2010: Exhibition in Washington commemorates Helene Mayer
Offenbach's most famous daughter is often described as the foil world champion Helene Mayer, whose 100th birthday was commemorated in 2010. In the city's collective memory, however, her image seems to be gradually fading 55 years after her death. From "outside", however, there are repeated reminders of her.
The Holocaust Museum in the US capital Washington is currently showing an exhibition about the Jewish involvement in the Berlin Olympic Games of 1936. Visitors report that the exhibition focuses on Helene Mayer from Offenbach. At the same time, a documentary film about the life of Helene Mayer has been completed in the USA and is due to be broadcast next January on one of the major American television networks.
Its producer, Semjon Pinkhasov, has a sporting connection to fencing. However, it was a Mayer biography published as a book in 2002 that inspired him to make the film. It was published by a Californian publishing house. The author Milly Mogulov gave her book the title "Foiled". "Foil" is the English word for foil, the weapon with which Helene Mayer fought her way to the top of the world.
The book tells the story of the eventful life of the Offenbach native, who returned home from the Olympic Games in Amsterdam in 1928 at the age of eighteen with a gold medal, amassed European and world championship titles, was celebrated as a national heroine in Germany and loved in Offenbach - until the Nazis took power over Germany. Although she was already severely restricted in her civil rights as a so-called "Jewish half-breed", the Nazi leadership pressured her to compete for Germany at the Berlin Games in 1936.
She achieved silver. At the award ceremony, she was joined on the podium by two other non-German fencers with a Jewish background. When the national anthem was played, Helene Mayer was the only one to raise her right arm in the Hitler salute - as all Germans were required to do when listening to this melody.
Since then, Helene Mayer, who subsequently ran a fencing school in California, has not only been remembered as an outstanding sportswoman. Her fate also illustrates living conditions under the swastika, which were far more complicated than many simplistic depictions suggest. This is the subject of yet another book published by a British publishing house.
Its author, Richard Cohen, wrote a work on "The Sword" among gladiators, musketeers, samurai and Olympians. One chapter is dedicated to the Offenbach woman Helene Mayer. Cohen gave it the questionable title "The woman who saluted Hitler".
Suffering from homesickness for Germany, Helene Mayer survived the high points of the persecution of the Jews in the safety of California, where she remains unforgotten to this day. She returned to Germany in 1952 to get married in Munich. She died the following year, aged 43.
Offenbach named a street after her, a side street between Bahndamm and Isenburgring. Helene Mayer's club, the Offenbach Fencing Club, was based there for a long time. The film shows in several shots how passers-by on Helene-Mayer-Straße were asked about the person who gave the street its name. The result is devastating.

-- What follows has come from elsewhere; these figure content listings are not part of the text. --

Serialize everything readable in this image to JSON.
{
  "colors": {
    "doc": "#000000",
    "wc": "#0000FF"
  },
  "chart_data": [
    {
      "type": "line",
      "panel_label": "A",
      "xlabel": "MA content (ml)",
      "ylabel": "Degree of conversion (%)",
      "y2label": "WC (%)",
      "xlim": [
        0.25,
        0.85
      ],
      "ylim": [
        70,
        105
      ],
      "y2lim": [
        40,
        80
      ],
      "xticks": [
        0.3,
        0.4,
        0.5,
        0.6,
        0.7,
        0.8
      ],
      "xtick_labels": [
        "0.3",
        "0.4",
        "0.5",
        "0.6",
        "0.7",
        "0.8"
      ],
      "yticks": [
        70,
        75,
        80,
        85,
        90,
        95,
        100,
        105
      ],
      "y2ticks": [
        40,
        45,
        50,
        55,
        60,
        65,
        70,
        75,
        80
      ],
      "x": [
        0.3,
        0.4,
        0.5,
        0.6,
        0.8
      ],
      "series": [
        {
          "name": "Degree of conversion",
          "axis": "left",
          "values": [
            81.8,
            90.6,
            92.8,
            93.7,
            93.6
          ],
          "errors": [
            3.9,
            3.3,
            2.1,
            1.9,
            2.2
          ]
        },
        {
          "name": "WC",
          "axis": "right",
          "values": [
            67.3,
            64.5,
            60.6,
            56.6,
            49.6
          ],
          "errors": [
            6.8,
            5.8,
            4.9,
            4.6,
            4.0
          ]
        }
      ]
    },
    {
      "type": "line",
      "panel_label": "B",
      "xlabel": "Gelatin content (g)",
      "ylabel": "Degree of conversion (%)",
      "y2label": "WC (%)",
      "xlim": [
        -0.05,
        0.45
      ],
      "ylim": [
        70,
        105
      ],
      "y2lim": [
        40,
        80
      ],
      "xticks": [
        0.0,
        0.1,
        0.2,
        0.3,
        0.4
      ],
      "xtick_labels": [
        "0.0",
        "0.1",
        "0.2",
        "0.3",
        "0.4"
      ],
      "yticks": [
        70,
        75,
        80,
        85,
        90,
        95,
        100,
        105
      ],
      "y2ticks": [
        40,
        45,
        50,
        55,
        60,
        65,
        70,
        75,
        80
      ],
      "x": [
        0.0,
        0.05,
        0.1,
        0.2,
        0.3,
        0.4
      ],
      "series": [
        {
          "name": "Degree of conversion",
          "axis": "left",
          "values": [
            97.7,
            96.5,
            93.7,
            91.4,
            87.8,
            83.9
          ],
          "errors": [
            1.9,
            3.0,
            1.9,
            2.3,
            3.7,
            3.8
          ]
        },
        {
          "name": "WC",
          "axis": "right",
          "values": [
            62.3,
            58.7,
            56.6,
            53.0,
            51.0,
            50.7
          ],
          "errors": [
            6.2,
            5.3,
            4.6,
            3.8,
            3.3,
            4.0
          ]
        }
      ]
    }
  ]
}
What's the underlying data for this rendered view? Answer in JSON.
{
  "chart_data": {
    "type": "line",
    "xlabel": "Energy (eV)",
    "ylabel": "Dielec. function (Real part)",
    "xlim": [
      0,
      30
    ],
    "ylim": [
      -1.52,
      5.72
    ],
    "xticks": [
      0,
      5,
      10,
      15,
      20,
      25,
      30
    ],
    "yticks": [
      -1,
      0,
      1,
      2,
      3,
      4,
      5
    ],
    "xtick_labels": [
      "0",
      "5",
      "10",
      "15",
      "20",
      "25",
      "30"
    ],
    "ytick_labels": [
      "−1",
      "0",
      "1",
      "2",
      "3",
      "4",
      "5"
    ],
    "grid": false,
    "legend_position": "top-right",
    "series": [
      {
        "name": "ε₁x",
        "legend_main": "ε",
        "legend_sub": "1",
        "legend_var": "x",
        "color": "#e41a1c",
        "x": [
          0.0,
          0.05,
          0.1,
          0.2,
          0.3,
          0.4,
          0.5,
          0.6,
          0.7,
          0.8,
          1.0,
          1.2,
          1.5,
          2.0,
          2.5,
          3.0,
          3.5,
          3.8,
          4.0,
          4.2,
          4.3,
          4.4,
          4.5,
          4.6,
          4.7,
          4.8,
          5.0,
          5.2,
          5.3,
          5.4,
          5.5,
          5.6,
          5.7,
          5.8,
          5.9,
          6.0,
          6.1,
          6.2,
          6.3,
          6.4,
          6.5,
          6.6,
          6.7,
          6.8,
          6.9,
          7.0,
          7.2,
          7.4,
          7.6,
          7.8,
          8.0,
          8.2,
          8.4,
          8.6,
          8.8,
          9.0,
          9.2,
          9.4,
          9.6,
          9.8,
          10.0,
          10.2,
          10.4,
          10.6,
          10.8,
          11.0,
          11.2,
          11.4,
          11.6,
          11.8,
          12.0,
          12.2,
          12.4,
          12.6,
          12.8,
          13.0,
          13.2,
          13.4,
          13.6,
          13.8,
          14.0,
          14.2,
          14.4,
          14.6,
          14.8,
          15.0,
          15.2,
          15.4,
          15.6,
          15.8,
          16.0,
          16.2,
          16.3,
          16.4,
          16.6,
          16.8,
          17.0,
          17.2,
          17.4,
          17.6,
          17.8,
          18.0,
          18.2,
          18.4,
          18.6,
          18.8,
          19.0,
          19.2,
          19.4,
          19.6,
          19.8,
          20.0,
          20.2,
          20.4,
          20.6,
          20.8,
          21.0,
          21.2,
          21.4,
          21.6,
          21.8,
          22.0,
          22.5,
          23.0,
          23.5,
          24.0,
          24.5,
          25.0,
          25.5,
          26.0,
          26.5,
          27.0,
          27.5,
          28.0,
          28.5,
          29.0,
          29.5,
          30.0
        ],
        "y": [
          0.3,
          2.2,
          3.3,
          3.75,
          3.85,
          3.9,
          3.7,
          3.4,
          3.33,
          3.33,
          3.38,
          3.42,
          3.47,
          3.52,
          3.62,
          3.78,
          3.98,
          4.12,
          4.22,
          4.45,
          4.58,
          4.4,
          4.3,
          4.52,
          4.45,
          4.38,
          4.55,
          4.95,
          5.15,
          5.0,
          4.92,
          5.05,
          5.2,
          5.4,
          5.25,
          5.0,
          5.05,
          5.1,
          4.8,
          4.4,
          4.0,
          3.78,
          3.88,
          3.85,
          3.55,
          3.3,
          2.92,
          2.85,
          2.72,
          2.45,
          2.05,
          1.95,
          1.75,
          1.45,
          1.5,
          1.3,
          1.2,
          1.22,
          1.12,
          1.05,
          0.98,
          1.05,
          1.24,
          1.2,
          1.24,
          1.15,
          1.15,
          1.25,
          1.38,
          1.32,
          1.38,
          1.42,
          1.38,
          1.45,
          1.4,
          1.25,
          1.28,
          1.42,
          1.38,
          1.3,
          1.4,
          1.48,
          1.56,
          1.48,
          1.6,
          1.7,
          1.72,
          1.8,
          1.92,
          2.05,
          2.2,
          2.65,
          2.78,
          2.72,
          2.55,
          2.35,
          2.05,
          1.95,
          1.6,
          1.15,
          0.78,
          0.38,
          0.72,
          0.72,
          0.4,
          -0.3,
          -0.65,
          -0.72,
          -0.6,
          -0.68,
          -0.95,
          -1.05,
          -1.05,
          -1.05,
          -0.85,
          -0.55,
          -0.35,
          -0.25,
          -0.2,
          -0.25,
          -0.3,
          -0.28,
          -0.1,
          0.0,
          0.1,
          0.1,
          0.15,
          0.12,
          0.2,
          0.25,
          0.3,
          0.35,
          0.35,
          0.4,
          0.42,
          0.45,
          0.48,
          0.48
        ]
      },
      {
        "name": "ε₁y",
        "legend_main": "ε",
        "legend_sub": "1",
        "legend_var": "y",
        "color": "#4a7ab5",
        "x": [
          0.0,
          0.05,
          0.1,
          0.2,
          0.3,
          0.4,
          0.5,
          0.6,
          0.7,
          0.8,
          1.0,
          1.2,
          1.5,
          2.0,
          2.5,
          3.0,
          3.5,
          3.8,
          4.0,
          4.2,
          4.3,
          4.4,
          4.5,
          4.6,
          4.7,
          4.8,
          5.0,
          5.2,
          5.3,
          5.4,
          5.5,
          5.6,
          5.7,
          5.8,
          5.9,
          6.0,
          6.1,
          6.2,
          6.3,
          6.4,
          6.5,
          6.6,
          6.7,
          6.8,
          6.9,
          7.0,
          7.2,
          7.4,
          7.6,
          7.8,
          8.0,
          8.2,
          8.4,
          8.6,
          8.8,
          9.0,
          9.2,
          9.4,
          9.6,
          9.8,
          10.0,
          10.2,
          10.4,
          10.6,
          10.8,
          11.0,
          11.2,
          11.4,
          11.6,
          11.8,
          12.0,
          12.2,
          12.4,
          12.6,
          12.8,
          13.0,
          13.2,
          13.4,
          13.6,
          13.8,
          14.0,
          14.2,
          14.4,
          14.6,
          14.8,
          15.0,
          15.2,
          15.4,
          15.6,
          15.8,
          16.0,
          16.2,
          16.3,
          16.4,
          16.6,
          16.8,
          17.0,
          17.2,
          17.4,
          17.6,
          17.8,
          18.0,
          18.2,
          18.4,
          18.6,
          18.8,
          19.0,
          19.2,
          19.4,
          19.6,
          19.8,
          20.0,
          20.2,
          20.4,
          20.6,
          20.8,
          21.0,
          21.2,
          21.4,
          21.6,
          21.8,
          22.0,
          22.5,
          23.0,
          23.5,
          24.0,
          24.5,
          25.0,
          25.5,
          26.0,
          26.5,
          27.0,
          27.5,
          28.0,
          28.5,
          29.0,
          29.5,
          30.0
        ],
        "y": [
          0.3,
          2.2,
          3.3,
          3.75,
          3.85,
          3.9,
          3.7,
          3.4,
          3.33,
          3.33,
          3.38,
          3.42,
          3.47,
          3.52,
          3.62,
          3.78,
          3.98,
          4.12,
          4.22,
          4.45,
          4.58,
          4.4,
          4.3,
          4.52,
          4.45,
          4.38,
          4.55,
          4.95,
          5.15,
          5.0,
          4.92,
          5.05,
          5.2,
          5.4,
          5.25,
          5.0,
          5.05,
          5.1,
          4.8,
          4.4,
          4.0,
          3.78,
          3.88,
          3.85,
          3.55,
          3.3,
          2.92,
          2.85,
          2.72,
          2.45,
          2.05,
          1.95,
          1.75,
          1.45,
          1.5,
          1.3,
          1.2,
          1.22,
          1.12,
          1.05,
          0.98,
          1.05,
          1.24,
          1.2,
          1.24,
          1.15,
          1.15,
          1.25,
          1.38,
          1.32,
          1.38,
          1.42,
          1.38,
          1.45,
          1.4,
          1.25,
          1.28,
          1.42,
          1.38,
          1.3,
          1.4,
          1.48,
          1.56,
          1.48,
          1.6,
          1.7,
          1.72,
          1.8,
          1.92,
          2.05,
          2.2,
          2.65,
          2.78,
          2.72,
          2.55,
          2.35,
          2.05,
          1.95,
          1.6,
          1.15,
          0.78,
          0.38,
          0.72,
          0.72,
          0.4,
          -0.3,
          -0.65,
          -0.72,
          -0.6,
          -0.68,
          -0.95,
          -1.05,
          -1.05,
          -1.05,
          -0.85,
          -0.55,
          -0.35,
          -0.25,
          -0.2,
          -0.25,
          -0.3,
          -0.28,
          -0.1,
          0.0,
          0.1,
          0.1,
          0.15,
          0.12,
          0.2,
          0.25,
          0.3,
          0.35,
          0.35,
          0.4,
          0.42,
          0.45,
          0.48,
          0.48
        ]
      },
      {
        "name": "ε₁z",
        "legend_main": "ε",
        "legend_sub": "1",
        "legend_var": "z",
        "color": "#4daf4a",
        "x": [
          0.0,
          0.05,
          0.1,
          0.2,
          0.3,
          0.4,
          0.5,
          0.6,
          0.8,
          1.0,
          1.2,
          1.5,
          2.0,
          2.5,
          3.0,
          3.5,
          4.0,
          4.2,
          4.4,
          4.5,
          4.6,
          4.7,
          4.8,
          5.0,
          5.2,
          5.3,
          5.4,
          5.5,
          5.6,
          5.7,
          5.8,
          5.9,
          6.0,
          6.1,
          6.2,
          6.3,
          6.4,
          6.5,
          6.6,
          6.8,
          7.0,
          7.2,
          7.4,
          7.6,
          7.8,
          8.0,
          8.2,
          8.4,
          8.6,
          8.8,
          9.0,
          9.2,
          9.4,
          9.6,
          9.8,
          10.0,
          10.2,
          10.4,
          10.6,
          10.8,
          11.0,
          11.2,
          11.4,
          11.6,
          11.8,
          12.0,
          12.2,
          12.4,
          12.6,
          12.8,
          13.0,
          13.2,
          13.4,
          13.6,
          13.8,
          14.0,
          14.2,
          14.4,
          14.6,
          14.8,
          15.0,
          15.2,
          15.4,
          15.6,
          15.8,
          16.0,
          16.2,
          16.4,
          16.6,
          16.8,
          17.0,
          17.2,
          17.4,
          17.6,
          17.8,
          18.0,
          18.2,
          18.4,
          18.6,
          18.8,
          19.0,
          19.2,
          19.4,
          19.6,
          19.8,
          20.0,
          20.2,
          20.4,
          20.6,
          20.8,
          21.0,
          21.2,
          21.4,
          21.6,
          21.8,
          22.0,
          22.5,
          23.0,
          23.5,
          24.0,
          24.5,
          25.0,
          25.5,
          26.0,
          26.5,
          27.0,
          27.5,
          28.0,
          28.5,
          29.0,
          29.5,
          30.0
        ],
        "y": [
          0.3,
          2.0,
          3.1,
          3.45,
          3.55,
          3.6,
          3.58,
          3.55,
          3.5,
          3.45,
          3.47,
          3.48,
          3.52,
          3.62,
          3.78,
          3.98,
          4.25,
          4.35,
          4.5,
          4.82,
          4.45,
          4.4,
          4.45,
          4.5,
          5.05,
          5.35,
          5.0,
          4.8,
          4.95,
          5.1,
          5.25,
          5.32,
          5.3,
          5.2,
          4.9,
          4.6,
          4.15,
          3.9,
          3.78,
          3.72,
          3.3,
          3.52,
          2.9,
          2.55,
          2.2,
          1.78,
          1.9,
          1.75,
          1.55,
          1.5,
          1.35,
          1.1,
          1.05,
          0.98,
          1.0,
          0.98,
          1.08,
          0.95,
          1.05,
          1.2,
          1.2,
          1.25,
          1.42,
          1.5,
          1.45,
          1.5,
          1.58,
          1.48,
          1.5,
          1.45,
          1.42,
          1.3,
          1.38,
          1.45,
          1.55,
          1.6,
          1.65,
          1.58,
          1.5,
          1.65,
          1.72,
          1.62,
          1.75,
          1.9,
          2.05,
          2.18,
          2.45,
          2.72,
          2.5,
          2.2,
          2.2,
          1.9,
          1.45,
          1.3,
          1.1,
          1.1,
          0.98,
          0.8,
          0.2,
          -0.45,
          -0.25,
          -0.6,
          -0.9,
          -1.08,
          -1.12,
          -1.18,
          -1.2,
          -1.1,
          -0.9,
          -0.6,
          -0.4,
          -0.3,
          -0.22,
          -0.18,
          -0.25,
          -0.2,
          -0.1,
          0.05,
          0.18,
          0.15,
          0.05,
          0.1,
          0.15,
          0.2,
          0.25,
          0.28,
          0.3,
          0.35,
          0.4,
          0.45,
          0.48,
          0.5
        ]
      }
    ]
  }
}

Members of the Offenbach Fencing Club recently had the opportunity to watch the film. They came across documents that make it clear why the German leadership campaigned for Helene's participation in the Berlin Games: if German "non-Aryans" had been excluded, American sports associations would have boycotted Berlin. A wealth of newspaper clippings in the film prove that the Offenbach woman was the subject of lively discussion in America before the Berlin Games. That is why the Nazis used her and then immediately dropped her again. When she became world champion in Paris in 1937, the German press was not allowed to publish a word about it.
The moving story of a "life in difficult times", as chairman Waldemar Krug put it, was unrolled in front of the club members. The film gives an idea of how this young woman may have suffered under the pressure that came at her from different directions. Helene Mayer's sister-in-law, who lived in Frankfurt, also has her say. She made it clear why Helene Mayer refused to criticize the Nazi regime even under the protection of her US citizenship, which she obtained in 1940: her mother was living in Germany as a hostage.